People with Satoyoshi syndrome may have skeletal problems due to repeated injury to the bone caused by muscle spasms. Skeletal problems include pain and stiffness in the joints, bone cysts, and stress fractures. If the symptoms of Satoyoshi syndrome begin before a person has finished growing, the person may be shorter than other family members (short stature).
What are the current treatments for Satoyoshi Syndrome?
There is no cure for Satoyoshi syndrome, but treatments are available for the different symptoms a person may have. Medications that suppress the immune system may be used to help prevent the immune system from attacking the body. These medications may include corticosteroids. Certain medications may work better for some people than others, so a doctor may have to try different medications to find the exact combination that works best for each person.
In some cases, plasmapheresis has been shown to help improve symptoms of people with Satoyoshi syndrome who have not responded to other treatment options.
What is the outlook (prognosis) for Satoyoshi Syndrome?
The long-term outlook for people affected by Satoyoshi syndrome may vary. Some people with the syndrome respond well to treatment and symptoms may completely go away. Other people may not get better with current treatment options. Although women with Satoyoshi syndrome may have irregular menstrual periods, there have been reports of women with the syndrome who were able to become pregnant.
Satoyoshi syndrome may be life-limiting due to worsening symptoms if treatment is not successful. Satoyoshi syndrome may also be life-limiting if a person with the condition suffers from mental health problems due to the symptoms causing challenges in daily living.
How is Satoyoshi Syndrome diagnosed?
A diagnosis of Satoyoshi syndrome is typically made based on a person having symptoms consistent with the syndrome. One research group suggests the diagnsosis of Satoyoshi syndrome may be based on a person having alopecia, muscle spasms, and gastrointestinal problems such as diarrhea.
A number of laboratory tests may also be completed to confirm the diagnosis of Satoyoshi syndrome.

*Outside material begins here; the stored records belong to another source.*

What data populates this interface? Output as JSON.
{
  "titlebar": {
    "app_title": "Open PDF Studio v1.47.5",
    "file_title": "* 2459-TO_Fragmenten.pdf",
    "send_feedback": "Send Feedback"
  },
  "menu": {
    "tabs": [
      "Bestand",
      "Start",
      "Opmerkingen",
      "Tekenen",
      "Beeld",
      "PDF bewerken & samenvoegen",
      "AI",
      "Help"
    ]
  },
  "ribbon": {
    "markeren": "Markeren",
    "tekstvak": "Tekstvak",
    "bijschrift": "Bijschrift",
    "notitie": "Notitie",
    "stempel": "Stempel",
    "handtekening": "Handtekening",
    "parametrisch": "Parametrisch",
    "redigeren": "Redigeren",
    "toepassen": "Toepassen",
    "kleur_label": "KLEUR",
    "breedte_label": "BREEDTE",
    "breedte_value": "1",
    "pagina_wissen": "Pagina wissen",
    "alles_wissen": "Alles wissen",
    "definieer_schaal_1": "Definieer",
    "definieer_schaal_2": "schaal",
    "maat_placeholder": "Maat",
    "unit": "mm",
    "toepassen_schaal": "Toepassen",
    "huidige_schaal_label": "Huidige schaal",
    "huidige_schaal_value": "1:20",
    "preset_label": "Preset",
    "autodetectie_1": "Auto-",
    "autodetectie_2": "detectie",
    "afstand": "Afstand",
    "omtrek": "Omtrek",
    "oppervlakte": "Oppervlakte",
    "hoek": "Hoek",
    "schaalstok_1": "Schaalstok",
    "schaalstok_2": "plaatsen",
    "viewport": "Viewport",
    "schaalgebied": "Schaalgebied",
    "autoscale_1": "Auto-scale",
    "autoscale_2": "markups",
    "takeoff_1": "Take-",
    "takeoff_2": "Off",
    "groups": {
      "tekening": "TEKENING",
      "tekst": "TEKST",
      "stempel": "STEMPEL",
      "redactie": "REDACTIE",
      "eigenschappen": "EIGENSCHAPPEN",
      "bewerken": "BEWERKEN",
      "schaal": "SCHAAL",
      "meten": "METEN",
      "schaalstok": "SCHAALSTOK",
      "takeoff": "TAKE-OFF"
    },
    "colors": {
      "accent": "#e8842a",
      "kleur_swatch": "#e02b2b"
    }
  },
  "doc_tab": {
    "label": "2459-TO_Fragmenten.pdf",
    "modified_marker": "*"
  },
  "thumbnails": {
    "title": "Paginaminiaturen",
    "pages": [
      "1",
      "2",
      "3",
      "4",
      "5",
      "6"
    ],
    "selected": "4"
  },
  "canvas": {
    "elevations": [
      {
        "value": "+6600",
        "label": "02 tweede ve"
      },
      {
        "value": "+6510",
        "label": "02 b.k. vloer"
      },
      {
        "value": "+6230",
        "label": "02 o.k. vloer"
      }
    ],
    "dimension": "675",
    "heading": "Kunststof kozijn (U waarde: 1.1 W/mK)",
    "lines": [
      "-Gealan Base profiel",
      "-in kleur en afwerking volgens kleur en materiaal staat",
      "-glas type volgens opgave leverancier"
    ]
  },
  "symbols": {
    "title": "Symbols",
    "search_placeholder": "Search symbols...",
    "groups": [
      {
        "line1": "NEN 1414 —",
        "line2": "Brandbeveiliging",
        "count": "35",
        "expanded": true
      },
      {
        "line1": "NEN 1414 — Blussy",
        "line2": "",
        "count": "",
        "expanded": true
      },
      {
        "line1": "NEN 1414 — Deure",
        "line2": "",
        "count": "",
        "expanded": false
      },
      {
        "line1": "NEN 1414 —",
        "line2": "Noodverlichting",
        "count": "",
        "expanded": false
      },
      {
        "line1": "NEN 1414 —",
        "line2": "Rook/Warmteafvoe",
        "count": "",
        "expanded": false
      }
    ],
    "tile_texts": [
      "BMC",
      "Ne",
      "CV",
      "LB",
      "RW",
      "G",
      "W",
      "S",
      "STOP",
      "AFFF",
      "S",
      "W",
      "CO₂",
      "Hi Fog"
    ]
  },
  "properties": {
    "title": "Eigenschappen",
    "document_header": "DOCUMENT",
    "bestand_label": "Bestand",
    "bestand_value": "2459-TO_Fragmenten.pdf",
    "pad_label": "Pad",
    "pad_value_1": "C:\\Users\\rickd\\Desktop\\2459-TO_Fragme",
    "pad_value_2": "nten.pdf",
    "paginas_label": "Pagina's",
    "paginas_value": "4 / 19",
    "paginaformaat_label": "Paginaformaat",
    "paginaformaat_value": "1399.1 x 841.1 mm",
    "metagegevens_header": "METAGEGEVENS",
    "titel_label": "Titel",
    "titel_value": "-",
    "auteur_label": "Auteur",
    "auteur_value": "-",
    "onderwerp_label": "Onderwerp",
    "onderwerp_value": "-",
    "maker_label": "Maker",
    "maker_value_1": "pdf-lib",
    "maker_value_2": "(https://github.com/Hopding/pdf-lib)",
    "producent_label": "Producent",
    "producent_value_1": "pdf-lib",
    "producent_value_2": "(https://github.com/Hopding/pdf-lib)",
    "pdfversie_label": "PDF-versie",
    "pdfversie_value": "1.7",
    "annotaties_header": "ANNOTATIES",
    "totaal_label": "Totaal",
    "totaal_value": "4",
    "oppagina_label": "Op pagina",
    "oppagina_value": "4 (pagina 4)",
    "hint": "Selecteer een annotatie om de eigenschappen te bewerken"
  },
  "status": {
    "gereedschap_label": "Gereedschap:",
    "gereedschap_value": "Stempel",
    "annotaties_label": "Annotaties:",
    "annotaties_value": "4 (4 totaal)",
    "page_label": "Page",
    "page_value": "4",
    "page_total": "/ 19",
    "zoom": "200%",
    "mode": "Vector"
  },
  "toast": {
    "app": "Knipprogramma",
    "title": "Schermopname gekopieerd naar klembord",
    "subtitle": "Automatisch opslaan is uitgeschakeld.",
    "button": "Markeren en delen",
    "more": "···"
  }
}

A doctor may recommend a blood test to look for antibodiesrelated to Satoyoshi syndrome. It may also be helpful to study how the muscles behave when they are spasming, so electromyography (EMG) may be recommended. Some reports also suggest that people with Satoyoshi syndrome have elevated levels of glycine in their cerebrospinal fluid (CSF), so a CSF collection may also be recommended.
Is Satoyoshi Syndrome an inherited disorder?
As is the case with most autoimmune diseases, there are no genetic changes that are known to cause or raise the risk of developing Satoyoshi syndrome. In general, scientists believe autoimmune disorders are caused by a combination of genetic and environmental factors, so often, especially in large families, more than one person has the autoimmune disease. But there have not been any reported cases of more than one family member having Satoyoshi syndrome. Therefore it is not clear if there are any inherited genetic factors that increase the risk of developing Satoyoshi syndrome.